ACTES


Modernité du théâtre de Hugo

Arnaud Laster
Paris III


Michel Leiris a bien perçu la richesse de la conception hugolienne du grotesque : " Amère constatation de l'existence telle que la société nous l'a faite, mise en question du réel tout entier, le romantisme oscille entre lyrisme et ironie : quand le poète renonce à transfigurer, c'est pour démystifier en procédant à une critique acerbe. Celui qui use de l'ironie comme d'un masque et comme d'une arme est bien placé pour savoir que sous le rire il y a souvent des larmes et que, si la vérité n'est que théâtre, sous le théâtre il y a une vérité : fils ou neveux des polichinelles inquiétants qu'on trouve déjà chez Tiepolo le fils, l'Homme qui rit et le bouffon tragique (Triboulet, que Shakespeare préfigure avec le crâne d'Yorick et dont Verdi fera Rigoletto) s'unissent à la fille de joie malheureuse (Fantine, la Dame aux camélias qui, en Italie sera la " dévoyée " ou Traviata) pour illustrer l'impossibilité où nous sommes de faire fond sur les apparences ". (2)

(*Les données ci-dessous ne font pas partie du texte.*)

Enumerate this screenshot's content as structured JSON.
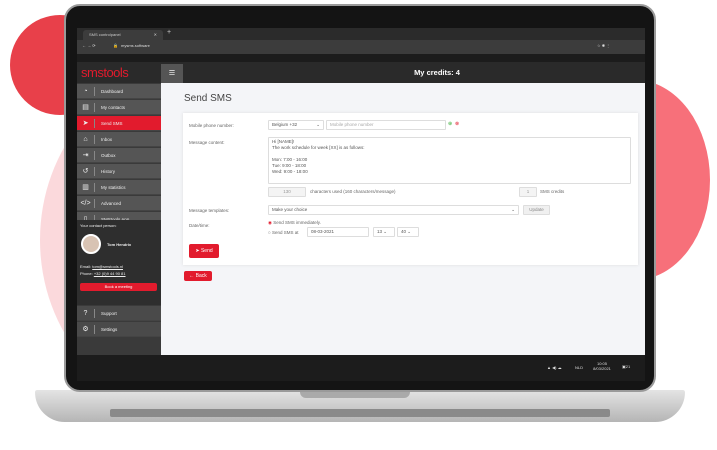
{
  "browser": {
    "tab_title": "SMS controlpanel",
    "url": "mysms.software"
  },
  "header": {
    "logo": "smstools",
    "credits": "My credits: 4"
  },
  "sidebar": {
    "items": [
      {
        "label": "Dashboard",
        "icon": "gauge-icon"
      },
      {
        "label": "My contacts",
        "icon": "contacts-icon"
      },
      {
        "label": "Send SMS",
        "icon": "paper-plane-icon",
        "active": true
      },
      {
        "label": "Inbox",
        "icon": "inbox-icon"
      },
      {
        "label": "Outbox",
        "icon": "outbox-icon"
      },
      {
        "label": "History",
        "icon": "history-icon"
      },
      {
        "label": "My statistics",
        "icon": "chart-icon"
      },
      {
        "label": "Advanced",
        "icon": "code-icon"
      },
      {
        "label": "SMStools App",
        "icon": "phone-icon"
      }
    ],
    "contact": {
      "heading": "Your contact person:",
      "name": "Tom Hendrix",
      "email_label": "Email:",
      "email": "tom@smstools.nl",
      "phone_label": "Phone:",
      "phone": "+32 (0)9 44 90 81",
      "meeting": "Book a meeting"
    },
    "bottom": [
      {
        "label": "Support",
        "icon": "question-icon"
      },
      {
        "label": "Settings",
        "icon": "gears-icon"
      }
    ]
  },
  "main": {
    "title": "Send SMS",
    "phone_label": "Mobile phone number:",
    "country": "Belgium +32",
    "phone_placeholder": "Mobile phone number",
    "content_label": "Message content:",
    "message": "Hi [NAME]!\nThe work schedule for week [XX] is as follows:\n\nMon: 7:00 - 16:00\nTue:  9:00 - 18:00\nWed: 9:00 - 18:00",
    "chars": "130",
    "chars_text": "characters used (160 characters/message)",
    "credits": "1",
    "credits_text": "SMS credits",
    "templates_label": "Message templates:",
    "template": "Make your choice",
    "update": "Update",
    "datetime_label": "Date/time:",
    "opt_now": "Send SMS immediately.",
    "opt_at": "Send SMS at",
    "date": "08-03-2021",
    "hour": "13",
    "minute": "40",
    "send": "Send",
    "back": "Back"
  },
  "taskbar": {
    "lang": "NLD",
    "time": "10:05",
    "date": "8/03/2021",
    "notifications": "21"
  },
  "colors": {
    "accent": "#e21b2d"
  }
}
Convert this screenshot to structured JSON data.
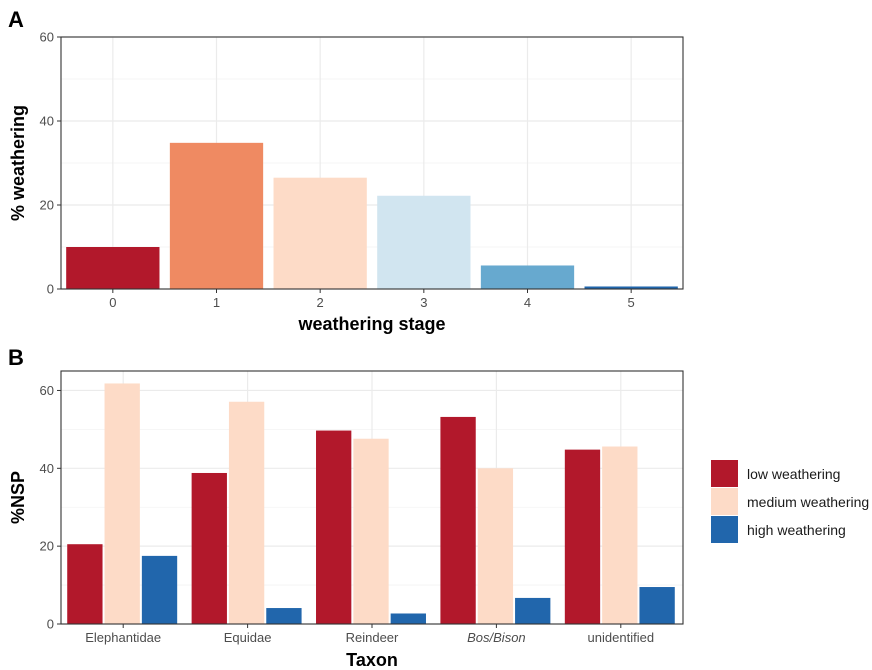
{
  "chart_data": [
    {
      "panel": "A",
      "type": "bar",
      "xlabel": "weathering stage",
      "ylabel": "% weathering",
      "ylim": [
        0,
        60
      ],
      "yticks": [
        0,
        20,
        40,
        60
      ],
      "categories": [
        "0",
        "1",
        "2",
        "3",
        "4",
        "5"
      ],
      "values": [
        10,
        34.8,
        26.5,
        22.2,
        5.6,
        0.6
      ],
      "colors": [
        "#b2182b",
        "#ef8a62",
        "#fddbc7",
        "#d1e5f0",
        "#67a9cf",
        "#2166ac"
      ],
      "grid": true,
      "legend": "none"
    },
    {
      "panel": "B",
      "type": "bar",
      "xlabel": "Taxon",
      "ylabel": "%NSP",
      "ylim": [
        0,
        65
      ],
      "yticks": [
        0,
        20,
        40,
        60
      ],
      "categories": [
        "Elephantidae",
        "Equidae",
        "Reindeer",
        "Bos/Bison",
        "unidentified"
      ],
      "italic_categories": [
        "Bos/Bison"
      ],
      "series": [
        {
          "name": "low weathering",
          "values": [
            20.5,
            38.8,
            49.7,
            53.2,
            44.8
          ],
          "color": "#b2182b"
        },
        {
          "name": "medium weathering",
          "values": [
            61.8,
            57.1,
            47.6,
            40.0,
            45.6
          ],
          "color": "#fddbc7"
        },
        {
          "name": "high weathering",
          "values": [
            17.5,
            4.1,
            2.7,
            6.7,
            9.5
          ],
          "color": "#2166ac"
        }
      ],
      "grid": true,
      "legend": "right"
    }
  ]
}
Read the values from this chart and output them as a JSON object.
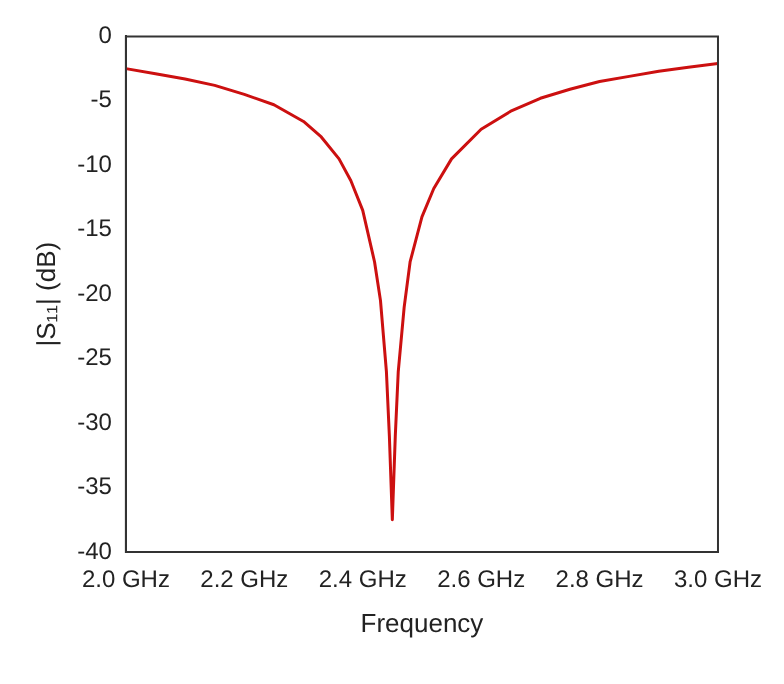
{
  "chart_data": {
    "type": "line",
    "xlabel": "Frequency",
    "ylabel": "|S₁₁| (dB)",
    "xlim": [
      2.0,
      3.0
    ],
    "ylim": [
      -40,
      0
    ],
    "xticks": [
      {
        "value": 2.0,
        "label": "2.0 GHz"
      },
      {
        "value": 2.2,
        "label": "2.2 GHz"
      },
      {
        "value": 2.4,
        "label": "2.4 GHz"
      },
      {
        "value": 2.6,
        "label": "2.6 GHz"
      },
      {
        "value": 2.8,
        "label": "2.8 GHz"
      },
      {
        "value": 3.0,
        "label": "3.0 GHz"
      }
    ],
    "yticks": [
      0,
      -5,
      -10,
      -15,
      -20,
      -25,
      -30,
      -35,
      -40
    ],
    "grid": false,
    "legend": false,
    "marker": "none",
    "line_style": "solid",
    "series": [
      {
        "color": "#cc1010",
        "x": [
          2.0,
          2.05,
          2.1,
          2.15,
          2.2,
          2.25,
          2.3,
          2.33,
          2.36,
          2.38,
          2.4,
          2.42,
          2.43,
          2.44,
          2.445,
          2.45,
          2.455,
          2.46,
          2.47,
          2.48,
          2.5,
          2.52,
          2.55,
          2.6,
          2.65,
          2.7,
          2.75,
          2.8,
          2.85,
          2.9,
          2.95,
          3.0
        ],
        "values": [
          -2.5,
          -2.9,
          -3.3,
          -3.8,
          -4.5,
          -5.3,
          -6.6,
          -7.8,
          -9.5,
          -11.2,
          -13.5,
          -17.5,
          -20.5,
          -26,
          -31,
          -37.5,
          -31,
          -26,
          -21,
          -17.5,
          -14,
          -11.8,
          -9.5,
          -7.2,
          -5.8,
          -4.8,
          -4.1,
          -3.5,
          -3.1,
          -2.7,
          -2.4,
          -2.1
        ]
      }
    ]
  }
}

Le roi s'amuse a été interdit, en 1832, après une seule représentation ; la deuxième n'aura lieu que cinquante ans plus tard. En 1835, les représentations d'Angelo, tyran de Padoue, créé à la Comédie-Française, ne sont pas interrompues mais Hugo a renoncé à tout un acte (la Première Partie de la 3e Journée) qui atteignait à une espèce de paroxysme dans le grotesque et qui n'aurait sans doute pas été supporté. Il faudra, là encore, près de cinquante ans pour que le texte de l'acte soit publié (en 1882) et soixante-dix pour qu'il soit joué (en 1905). Je vous propose d'en voir, grâce à une captation télévisée de Jean-Paul Carrère, la dernière scène, la plus caractéristique, interprétée en 1984 sous la direction de Jean-Louis Barrault qui joue lui-même l'un des deux truands, nommé Orfeo, aux côtés de Dominique Virton (Gaboardo) et de Pierre Tabard (Homodei). Notez au passage à quel point les noms des personnages sont trompeurs, Orfeo, qui ne sait lire ni écrire, n'ayant rien d'un poète ni d'un musicien, et Homodei, n'étant homme de Dieu qu'autant que peut l'être un espion au service de l'Inquisition. Pour comprendre la situation, il suffit de savoir qu'Homodei, cherchant à se venger de la femme du podesta de Padoue, qui a repoussé ses avances, a introduit auprès d'elle pour la compromettre un homme qu'elle aime et que cet homme le provoque en duel au moment où Homodei allait envoyer au podesta une lettre de dénonciation.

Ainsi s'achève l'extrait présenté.